Improve bulk operations performance

Altinity / clickhouse-sink-connector

Replicate data from MySQL, Postgres and MongoDB to ClickHouse

https://www.altinity.com

Apache License 2.0

200 stars 48 forks source link

Improve bulk operations performance #574

Open ZlobnyiSerg opened 2 months ago

ZlobnyiSerg commented 2 months ago

I've tested initial load on large datasets and got around 500 rows per second on powerful PC. This is very slow performance compared to built-in ClickHouse Bulk operations with binary transfer support. Can you consider using official ClickHouse connector as part for data transfer? https://github.com/ClickHouse/clickhouse-kafka-connect/blob/main/src/main/java/com/clickhouse/kafka/connect/sink/db/ClickHouseWriter.java It would be good to focus from your side on target database structure and reuse official implementation for data transfer itself.

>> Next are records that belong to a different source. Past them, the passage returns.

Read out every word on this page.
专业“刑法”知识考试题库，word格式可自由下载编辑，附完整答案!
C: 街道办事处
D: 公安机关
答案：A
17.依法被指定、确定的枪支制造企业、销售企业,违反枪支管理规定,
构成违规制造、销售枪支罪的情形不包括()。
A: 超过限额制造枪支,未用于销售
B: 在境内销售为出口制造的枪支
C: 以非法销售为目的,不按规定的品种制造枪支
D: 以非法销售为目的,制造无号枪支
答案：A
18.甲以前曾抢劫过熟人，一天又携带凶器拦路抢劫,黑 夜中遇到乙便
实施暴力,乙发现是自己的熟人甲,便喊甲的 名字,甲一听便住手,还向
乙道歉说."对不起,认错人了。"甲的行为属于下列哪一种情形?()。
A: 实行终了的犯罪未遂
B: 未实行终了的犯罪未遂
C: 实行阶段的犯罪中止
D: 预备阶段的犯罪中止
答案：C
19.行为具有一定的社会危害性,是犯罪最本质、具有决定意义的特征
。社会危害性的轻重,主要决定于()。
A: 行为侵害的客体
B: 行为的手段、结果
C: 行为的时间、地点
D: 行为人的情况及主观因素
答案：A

subkanthi commented 2 months ago

Thanks @ZlobnyiSerg , will take a look, did you find the throughput was better with the official clickhouse connector ( Binary transfer), was the setup still using debezium source connector?

aadant commented 2 months ago

@ZlobnyiSerg if the source is MySQL you can do the initial bulk load as consistent snapshot. See the python directory for utilities. I transferred 28TB in a couple of hours, with a CH database of 3TB. mysql_dumper.py uses mysqlsh under the hood.

aadant commented 2 months ago

@subkanthi there are parameters to tune to insert throughput (https://github.com/Altinity/clickhouse-sink-connector/issues/576)

ZlobnyiSerg commented 2 months ago

@ZlobnyiSerg if the source is MySQL you can do the initial bulk load as consistent snapshot. See the python directory for utilities. I transferred 28TB in a couple of hours, with a CH database of 3TB. mysql_dumper.py uses mysqlsh under the hood.

No, our source is Postgres and solution to manually copy initial snapshots is not suitable for us - we have lot of tables and lot of warehouses "on-premise".

I didn't tested clickhouse connector, but I've tested bulk operations with own C# "data-pumper" - bulk performance was very fast with Clickhouse, unfortunatelly I don't recorded any digits.

I will try to experiment with official connector later.

aadant commented 2 months ago

Insert performance is pretty good, I got several MB/s with

# Max number of records for the flush buffer.
buffer.max.records: "1000000"
# Maximum number of threads in the thread pool for processing CDC records.
thread.pool.size: 10
max.batch.size: 20000
max.queue.size: 100000